Thanks. Looked under ”Delco Guide tail light. Found a left , hoping it’s still available. What color and brand paint do you use to spray the black ?


----------



## Benfrank6901 (Aug 10, 2021)

What color and brand spray paint do you use to restore them ?


----------



## O52 (Jan 27, 2019)

My original lenses were in very good condition, but the black paint had faded and stainless trim, tarnished. Contemplated refinishing them but figured I could never get them like new. After sitting on the fence for a year or so, I bought the reproductions from Ames. They are almost exactly like new, right down to the external lettering. The only difference is the locating notch on the back of the lens. It has been modified so that one lens will fit both sides. Very much worth the price.
The only problem is you may have to buy two, if your other one is weathered.


----------



## Benfrank6901 (Aug 10, 2021)

It is faded. But in great condition otherwise. That’s why I thinking of restoring them. That’s why I was wondering about the paint. I’m sure it’s a matte. Just trying to get it right shade and if there’s a better brand then others . ( didn’t plan any of this but car needed paint so ! $$$$$ Might as well get it over with now , then enjoy it !


----------



## GTOTIGR (May 3, 2020)

Hi,

I’ve used SEM Trim Black. It goes on thin so you can moderate the sheen you desire.


----------



## Benfrank6901 (Aug 10, 2021)

GTOTIGR said:


> Hi,
> 
> I’ve used SEM Trim Black. It goes on thin so you can moderate the sheen you desire.

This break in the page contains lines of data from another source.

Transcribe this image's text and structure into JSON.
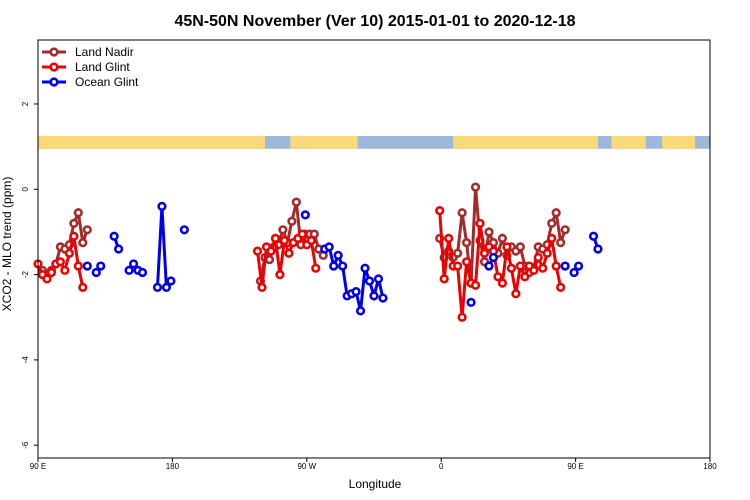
{
  "chart_data": {
    "type": "line",
    "title": "45N-50N November (Ver 10)   2015-01-01 to 2020-12-18",
    "xlabel": "Longitude",
    "ylabel": "XCO2 - MLO trend (ppm)",
    "xlim": [
      90,
      450
    ],
    "ylim": [
      -6.3,
      3.5
    ],
    "x_ticks": [
      {
        "value": 90,
        "label": "90 E"
      },
      {
        "value": 180,
        "label": "180"
      },
      {
        "value": 270,
        "label": "90 W"
      },
      {
        "value": 360,
        "label": "0"
      },
      {
        "value": 450,
        "label": "90 E"
      },
      {
        "value": 540,
        "label": "180"
      }
    ],
    "y_ticks": [
      {
        "value": 2,
        "label": "2"
      },
      {
        "value": 0,
        "label": "0"
      },
      {
        "value": -2,
        "label": "-2"
      },
      {
        "value": -4,
        "label": "-4"
      },
      {
        "value": -6,
        "label": "-6"
      }
    ],
    "x_display_range": [
      90,
      540
    ],
    "land_band": {
      "y_range": [
        0.95,
        1.25
      ],
      "land_color": "#f9d97a",
      "ocean_color": "#9fb8d9",
      "land_segments": [
        [
          90,
          242
        ],
        [
          259,
          304
        ],
        [
          368,
          465
        ],
        [
          474,
          497
        ],
        [
          508,
          530
        ]
      ]
    },
    "legend": {
      "position": "top-left",
      "entries": [
        "Land Nadir",
        "Land Glint",
        "Ocean Glint"
      ]
    },
    "series": [
      {
        "name": "Land Nadir",
        "color": "#a52a2a",
        "segments": [
          [
            [
              93,
              -1.9
            ],
            [
              96,
              -2.0
            ],
            [
              99,
              -1.9
            ],
            [
              102,
              -1.75
            ],
            [
              105,
              -1.35
            ],
            [
              108,
              -1.4
            ],
            [
              111,
              -1.3
            ],
            [
              114,
              -0.8
            ],
            [
              117,
              -0.55
            ],
            [
              120,
              -1.25
            ],
            [
              123,
              -0.95
            ]
          ],
          [
            [
              239,
              -2.15
            ],
            [
              242,
              -1.6
            ],
            [
              245,
              -1.65
            ],
            [
              248,
              -1.35
            ],
            [
              251,
              -1.3
            ],
            [
              254,
              -0.95
            ],
            [
              257,
              -1.25
            ],
            [
              260,
              -0.75
            ],
            [
              263,
              -0.3
            ],
            [
              266,
              -1.3
            ],
            [
              269,
              -1.05
            ],
            [
              272,
              -1.05
            ],
            [
              275,
              -1.05
            ],
            [
              278,
              -1.4
            ],
            [
              281,
              -1.55
            ]
          ],
          [
            [
              359,
              -1.15
            ],
            [
              362,
              -1.6
            ],
            [
              365,
              -1.45
            ],
            [
              368,
              -1.6
            ],
            [
              371,
              -1.5
            ],
            [
              374,
              -0.55
            ],
            [
              377,
              -1.25
            ],
            [
              380,
              -2.2
            ],
            [
              383,
              0.05
            ],
            [
              386,
              -1.2
            ],
            [
              389,
              -1.7
            ],
            [
              392,
              -1.0
            ],
            [
              395,
              -1.25
            ],
            [
              398,
              -1.5
            ],
            [
              401,
              -1.15
            ],
            [
              404,
              -1.55
            ],
            [
              407,
              -1.35
            ],
            [
              410,
              -1.45
            ],
            [
              413,
              -1.35
            ],
            [
              416,
              -1.8
            ],
            [
              419,
              -1.95
            ],
            [
              422,
              -1.85
            ],
            [
              425,
              -1.35
            ],
            [
              428,
              -1.4
            ],
            [
              431,
              -1.3
            ],
            [
              434,
              -0.8
            ],
            [
              437,
              -0.55
            ],
            [
              440,
              -1.25
            ],
            [
              443,
              -0.95
            ]
          ]
        ]
      },
      {
        "name": "Land Glint",
        "color": "#ee0000",
        "segments": [
          [
            [
              90,
              -1.75
            ],
            [
              93,
              -2.0
            ],
            [
              96,
              -2.1
            ],
            [
              99,
              -1.95
            ],
            [
              102,
              -1.75
            ],
            [
              105,
              -1.7
            ],
            [
              108,
              -1.9
            ],
            [
              111,
              -1.5
            ],
            [
              114,
              -1.1
            ],
            [
              117,
              -1.8
            ],
            [
              120,
              -2.3
            ]
          ],
          [
            [
              237,
              -1.45
            ],
            [
              240,
              -2.3
            ],
            [
              243,
              -1.35
            ],
            [
              246,
              -1.45
            ],
            [
              249,
              -1.15
            ],
            [
              252,
              -2.0
            ],
            [
              255,
              -1.2
            ],
            [
              258,
              -1.5
            ],
            [
              261,
              -1.25
            ],
            [
              264,
              -1.15
            ],
            [
              267,
              -1.05
            ],
            [
              270,
              -1.3
            ],
            [
              273,
              -1.2
            ],
            [
              276,
              -1.85
            ]
          ],
          [
            [
              359,
              -0.5
            ],
            [
              362,
              -2.1
            ],
            [
              365,
              -1.15
            ],
            [
              368,
              -1.8
            ],
            [
              371,
              -1.8
            ],
            [
              374,
              -3.0
            ],
            [
              377,
              -1.7
            ],
            [
              380,
              -2.2
            ],
            [
              383,
              -2.25
            ],
            [
              386,
              -0.8
            ],
            [
              389,
              -1.5
            ],
            [
              392,
              -1.35
            ],
            [
              395,
              -1.45
            ],
            [
              398,
              -2.05
            ],
            [
              401,
              -2.2
            ],
            [
              404,
              -1.35
            ],
            [
              407,
              -1.85
            ],
            [
              410,
              -2.45
            ],
            [
              413,
              -1.8
            ],
            [
              416,
              -2.05
            ],
            [
              419,
              -1.8
            ],
            [
              422,
              -1.9
            ],
            [
              425,
              -1.6
            ],
            [
              428,
              -1.85
            ],
            [
              431,
              -1.5
            ],
            [
              434,
              -1.15
            ],
            [
              437,
              -1.8
            ],
            [
              440,
              -2.3
            ]
          ]
        ]
      },
      {
        "name": "Ocean Glint",
        "color": "#0000ee",
        "segments": [
          [
            [
              123,
              -1.8
            ]
          ],
          [
            [
              129,
              -1.95
            ],
            [
              132,
              -1.8
            ]
          ],
          [
            [
              141,
              -1.1
            ],
            [
              144,
              -1.4
            ]
          ],
          [
            [
              151,
              -1.9
            ],
            [
              154,
              -1.75
            ],
            [
              157,
              -1.9
            ],
            [
              160,
              -1.95
            ]
          ],
          [
            [
              170,
              -2.3
            ],
            [
              173,
              -0.4
            ],
            [
              176,
              -2.3
            ],
            [
              179,
              -2.15
            ]
          ],
          [
            [
              188,
              -0.95
            ]
          ],
          [
            [
              269,
              -0.6
            ]
          ],
          [
            [
              282,
              -1.4
            ],
            [
              285,
              -1.35
            ],
            [
              288,
              -1.8
            ],
            [
              291,
              -1.55
            ],
            [
              294,
              -1.8
            ],
            [
              297,
              -2.5
            ],
            [
              300,
              -2.45
            ],
            [
              303,
              -2.4
            ],
            [
              306,
              -2.85
            ],
            [
              309,
              -1.85
            ],
            [
              312,
              -2.15
            ],
            [
              315,
              -2.5
            ],
            [
              318,
              -2.1
            ],
            [
              321,
              -2.55
            ]
          ],
          [
            [
              380,
              -2.65
            ]
          ],
          [
            [
              392,
              -1.8
            ],
            [
              395,
              -1.6
            ]
          ],
          [
            [
              443,
              -1.8
            ]
          ],
          [
            [
              449,
              -1.95
            ],
            [
              452,
              -1.8
            ]
          ],
          [
            [
              462,
              -1.1
            ],
            [
              465,
              -1.4
            ]
          ]
        ]
      }
    ]
  }
}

What was the sheen from the factory?


----------



## GTOTIGR (May 3, 2020)

I don’t know what percentage gloss the factory called out but the matte / satin finish can be obtained with the SEM Trim Black. 

You may want to spray a matte black and satin black on hard plastic and compare to your original tail light bezel.


----------



## nick rice (Nov 10, 2014)

Tail light lens, repro is fine. Housing assy I'd say original only, for me. Give Barry a call.


----------